The BoG had earlier said that, it expects that all commercial banks will be able to meet the new minimum capital requirement of GH¢400 million by the December 2018 deadline.
The central bank said it was ready to have discussions with the banks if they decided to engage in mergers or acquisitions to enable them to meet the new minimum capital.
Answering questions before the Public Accounts Committee (PAC) in Accra on Tuesday, the First Deputy Governor of the BoG, Dr Maxwell Opoku-Afari, said the central bank would not, however, entertain any disorderly consolidations.
He was at the PAC with other officials of the BoG to answer questions on the operations of the central bank as captured in the Auditor General’s Report.
The Chairman of the PAC, Mr James Avedzi, wanted to know whether the BoG expected mergers, acquisitions or collapses in the banking industry, following the recent announcement to increase the minimum capital requirements for universal banks.
In response, Dr Opoku-Afari said: “Our expectation is that businesses that have been licensed to operate as banks will meet this minimum capital requirement to be able to position themselves to support the economic activities, the growth and the transformation agenda.
“If by doing that they see it as appropriate to talk among themselves to come up with measures for acquisition, that is also part of the process. What the BoG does not want is disorderly consolidations.”
He added that, “If the banks among themselves begin to talk and see that as the best way for them to meet the capitalisation, we are ready to have that discussion.
Prior to the recapitalisation decision, several financial analysts have opined that the economy has too many banks and need to trim the number, which currently stands at 34, to less than 20 with higher capitalisation which will lead to bigger banks that can support aggressive economic growth.
The Finance Minister, Mr. Ken Ofori-Atta a couple of weeks ago, noted that the economy needs five strong and well capitalised local banks so that the banking system will be well represented.
“Without a robust financial system, certainly, the issues of industrialisation and Ghana as a hub when it comes to finance become problematic, and our challenge then is: how do we manage the high number of banks that we have so that we can become the magnet we want to become?” Mr.

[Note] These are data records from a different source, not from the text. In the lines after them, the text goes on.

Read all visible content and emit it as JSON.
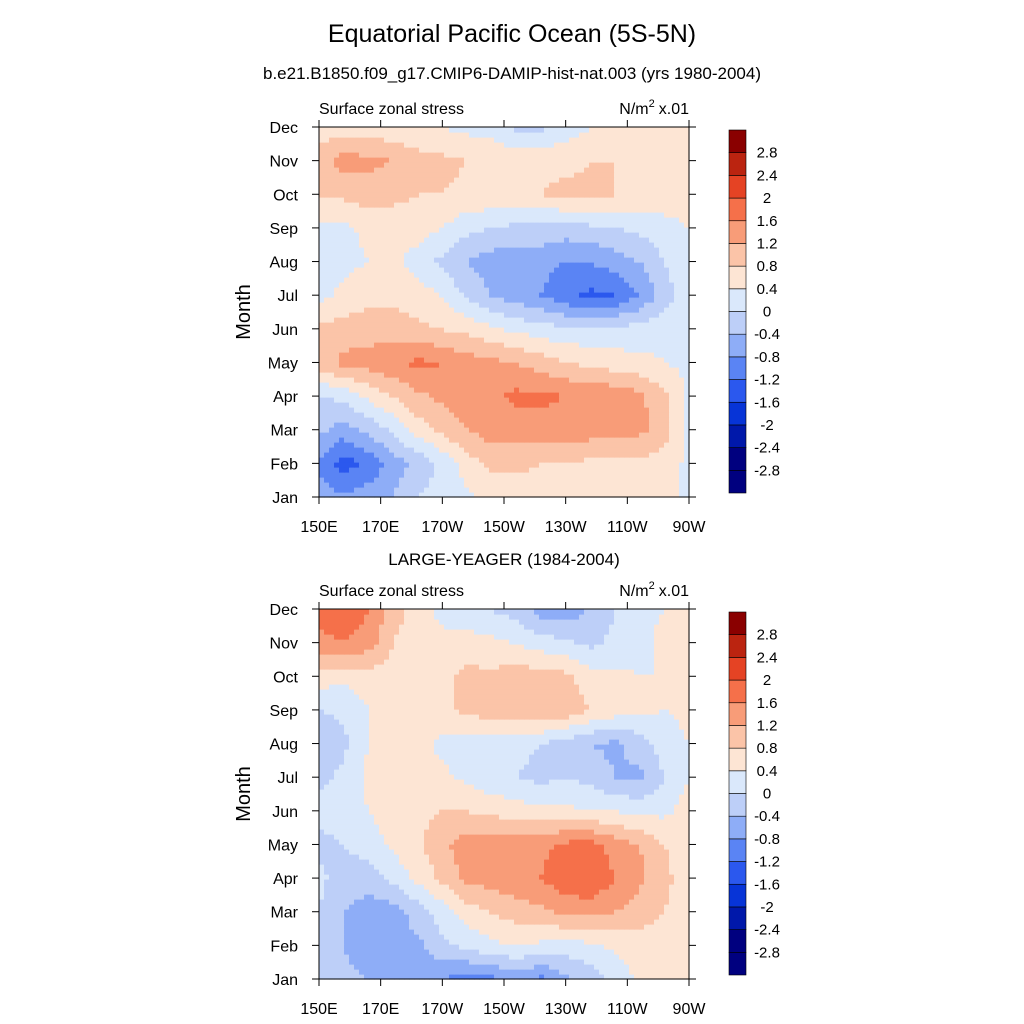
{
  "title": "Equatorial Pacific Ocean (5S-5N)",
  "subtitle": "b.e21.B1850.f09_g17.CMIP6-DAMIP-hist-nat.003 (yrs 1980-2004)",
  "chart_data": [
    {
      "type": "heatmap",
      "panel_title": "",
      "left_label": "Surface zonal stress",
      "units_label": "N/m",
      "units_sup": "2",
      "units_scale": "x.01",
      "xlabel": "",
      "ylabel": "Month",
      "xticks": [
        "150E",
        "170E",
        "170W",
        "150W",
        "130W",
        "110W",
        "90W"
      ],
      "yticks": [
        "Jan",
        "Feb",
        "Mar",
        "Apr",
        "May",
        "Jun",
        "Jul",
        "Aug",
        "Sep",
        "Oct",
        "Nov",
        "Dec"
      ],
      "colorbar_levels": [
        "-2.8",
        "-2.4",
        "-2",
        "-1.6",
        "-1.2",
        "-0.8",
        "-0.4",
        "0",
        "0.4",
        "0.8",
        "1.2",
        "1.6",
        "2",
        "2.4",
        "2.8"
      ],
      "grid": [
        [
          -1.0,
          -1.1,
          -1.0,
          -0.8,
          -0.4,
          -0.2,
          -0.1,
          0.1,
          0.1,
          0.2,
          0.1,
          0.1,
          0.1,
          0.1,
          0.0,
          0.0
        ],
        [
          -1.3,
          -1.8,
          -1.5,
          -1.0,
          -0.7,
          -0.3,
          0.2,
          0.5,
          0.5,
          0.4,
          0.4,
          0.3,
          0.3,
          0.3,
          0.2,
          -0.1
        ],
        [
          -0.7,
          -1.0,
          -0.7,
          -0.3,
          0.2,
          0.5,
          0.8,
          1.0,
          1.0,
          1.0,
          1.0,
          1.0,
          0.9,
          0.9,
          0.6,
          -0.1
        ],
        [
          -0.4,
          -0.3,
          0.1,
          0.4,
          0.7,
          0.9,
          1.0,
          1.1,
          1.3,
          1.3,
          1.2,
          1.1,
          1.1,
          0.9,
          0.5,
          -0.1
        ],
        [
          0.6,
          0.9,
          1.0,
          1.1,
          1.3,
          1.2,
          1.0,
          0.9,
          0.8,
          0.6,
          0.4,
          0.3,
          0.2,
          0.1,
          0.0,
          -0.1
        ],
        [
          0.5,
          0.6,
          0.6,
          0.6,
          0.5,
          0.4,
          0.3,
          0.1,
          -0.1,
          -0.2,
          -0.3,
          -0.3,
          -0.3,
          -0.2,
          -0.1,
          -0.1
        ],
        [
          -0.1,
          0.1,
          0.3,
          0.3,
          0.2,
          0.0,
          -0.5,
          -0.8,
          -1.0,
          -1.2,
          -1.5,
          -1.7,
          -1.6,
          -1.2,
          -0.6,
          -0.1
        ],
        [
          -0.2,
          -0.1,
          0.0,
          0.1,
          -0.2,
          -0.5,
          -0.8,
          -1.0,
          -1.1,
          -1.1,
          -1.2,
          -1.2,
          -1.0,
          -0.8,
          -0.4,
          -0.1
        ],
        [
          -0.1,
          -0.1,
          0.1,
          0.2,
          0.2,
          0.0,
          -0.3,
          -0.4,
          -0.5,
          -0.5,
          -0.6,
          -0.5,
          -0.4,
          -0.3,
          -0.2,
          0.0
        ],
        [
          0.4,
          0.5,
          0.6,
          0.5,
          0.4,
          0.4,
          0.3,
          0.3,
          0.3,
          0.4,
          0.5,
          0.5,
          0.4,
          0.4,
          0.3,
          0.3
        ],
        [
          0.6,
          1.0,
          0.9,
          0.8,
          0.6,
          0.5,
          0.4,
          0.4,
          0.3,
          0.3,
          0.3,
          0.4,
          0.4,
          0.4,
          0.3,
          0.3
        ],
        [
          0.2,
          0.2,
          0.2,
          0.1,
          0.0,
          0.0,
          -0.1,
          -0.2,
          -0.5,
          -0.5,
          -0.2,
          0.0,
          0.1,
          0.1,
          0.1,
          0.1
        ]
      ]
    },
    {
      "type": "heatmap",
      "panel_title": "LARGE-YEAGER (1984-2004)",
      "left_label": "Surface zonal stress",
      "units_label": "N/m",
      "units_sup": "2",
      "units_scale": "x.01",
      "xlabel": "",
      "ylabel": "Month",
      "xticks": [
        "150E",
        "170E",
        "170W",
        "150W",
        "130W",
        "110W",
        "90W"
      ],
      "yticks": [
        "Jan",
        "Feb",
        "Mar",
        "Apr",
        "May",
        "Jun",
        "Jul",
        "Aug",
        "Sep",
        "Oct",
        "Nov",
        "Dec"
      ],
      "colorbar_levels": [
        "-2.8",
        "-2.4",
        "-2",
        "-1.6",
        "-1.2",
        "-0.8",
        "-0.4",
        "0",
        "0.4",
        "0.8",
        "1.2",
        "1.6",
        "2",
        "2.4",
        "2.8"
      ],
      "grid": [
        [
          -0.6,
          -0.7,
          -0.8,
          -0.9,
          -1.0,
          -1.2,
          -1.4,
          -1.3,
          -1.1,
          -1.3,
          -0.9,
          -0.6,
          -0.3,
          0.1,
          0.2,
          0.2
        ],
        [
          -0.5,
          -0.8,
          -1.0,
          -1.0,
          -0.9,
          -0.5,
          -0.3,
          -0.1,
          0.0,
          -0.1,
          -0.2,
          -0.1,
          0.1,
          0.2,
          0.2,
          0.2
        ],
        [
          -0.4,
          -0.8,
          -1.0,
          -1.0,
          -0.6,
          -0.2,
          0.2,
          0.4,
          0.6,
          0.7,
          0.9,
          0.9,
          0.8,
          0.6,
          0.4,
          0.2
        ],
        [
          -0.3,
          -0.6,
          -0.6,
          -0.3,
          0.1,
          0.5,
          0.9,
          1.0,
          1.1,
          1.2,
          1.5,
          1.6,
          1.2,
          0.9,
          0.5,
          0.2
        ],
        [
          -0.5,
          -0.4,
          -0.2,
          0.1,
          0.3,
          0.7,
          1.0,
          1.1,
          1.0,
          1.1,
          1.3,
          1.4,
          1.0,
          0.8,
          0.4,
          0.2
        ],
        [
          -0.3,
          -0.2,
          0.0,
          0.2,
          0.3,
          0.4,
          0.4,
          0.3,
          0.2,
          0.1,
          0.1,
          0.0,
          0.0,
          -0.1,
          -0.1,
          0.2
        ],
        [
          -0.5,
          -0.3,
          0.1,
          0.3,
          0.2,
          0.1,
          -0.1,
          -0.3,
          -0.4,
          -0.5,
          -0.4,
          -0.5,
          -0.8,
          -0.9,
          -0.4,
          0.0
        ],
        [
          -0.8,
          -0.5,
          0.0,
          0.2,
          0.1,
          -0.1,
          -0.2,
          -0.2,
          -0.3,
          -0.4,
          -0.6,
          -0.8,
          -0.9,
          -0.6,
          -0.2,
          0.0
        ],
        [
          -0.4,
          -0.3,
          0.0,
          0.2,
          0.2,
          0.3,
          0.5,
          0.6,
          0.6,
          0.8,
          0.7,
          0.4,
          0.2,
          0.1,
          0.0,
          0.1
        ],
        [
          0.2,
          0.1,
          0.2,
          0.2,
          0.2,
          0.3,
          0.5,
          0.5,
          0.6,
          0.6,
          0.5,
          0.2,
          0.1,
          0.0,
          0.0,
          0.3
        ],
        [
          1.0,
          1.2,
          1.0,
          0.4,
          0.1,
          0.1,
          0.2,
          0.1,
          0.0,
          -0.2,
          -0.3,
          -0.5,
          -0.3,
          -0.1,
          0.1,
          0.3
        ],
        [
          1.5,
          1.6,
          1.2,
          0.6,
          0.2,
          -0.1,
          -0.3,
          -0.4,
          -0.6,
          -1.0,
          -1.1,
          -0.7,
          -0.4,
          -0.1,
          0.0,
          0.2
        ]
      ]
    }
  ],
  "colors": {
    "fills": [
      "#00007f",
      "#0018aa",
      "#0734d7",
      "#2b58ee",
      "#5a84f4",
      "#8eadf7",
      "#bdcff8",
      "#dae8fb",
      "#fde5d4",
      "#fbc4a8",
      "#f89c78",
      "#f5704a",
      "#e54324",
      "#bb2410",
      "#8a0000"
    ],
    "frame": "#000000"
  }
}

Ofori-Atta asked.
“Lending rates should be in single digit and this will allow the private sector to come to you to borrow and that seems to me to be a challenge as we look at the number of banks and what we have to do to strengthen them,” he added
The decision to increase the minimum capital requirement for commercial banks was taken after engagement with players in the banking industry.
The implication is that any bank that fails to meet the new capital requirement by December 2018 will lose its licence to operate.
Dr Opoku-Afari explained that the new bank capitalisation from GH¢120 million to GH¢400 million was part of measures to support the economic vision and transformation agenda of the country.
“One of the reforms is to ensure that banks are adequately capitalised so that they will be able to support their activities in line with the exposures of the banks, the degree of sophistication and the degree of risk they are exposed to,” he said.
Dr Opoku-Afari said the central bank carried out due diligence on banks before granting them the licence to operate, adding that the banking sector regulator offered licence to only companies that had strategic activities and goals.
He indicated that the central bank, as a last resort, was strengthening its supervisory capacity and introducing monitoring requirements to ensure that only qualified financial institutions were given the licence to operate.
“We are enforcing prudential requirements to ensure that institutions licensed to undertake a specific business go by the specific business in the interest of the public,” he said.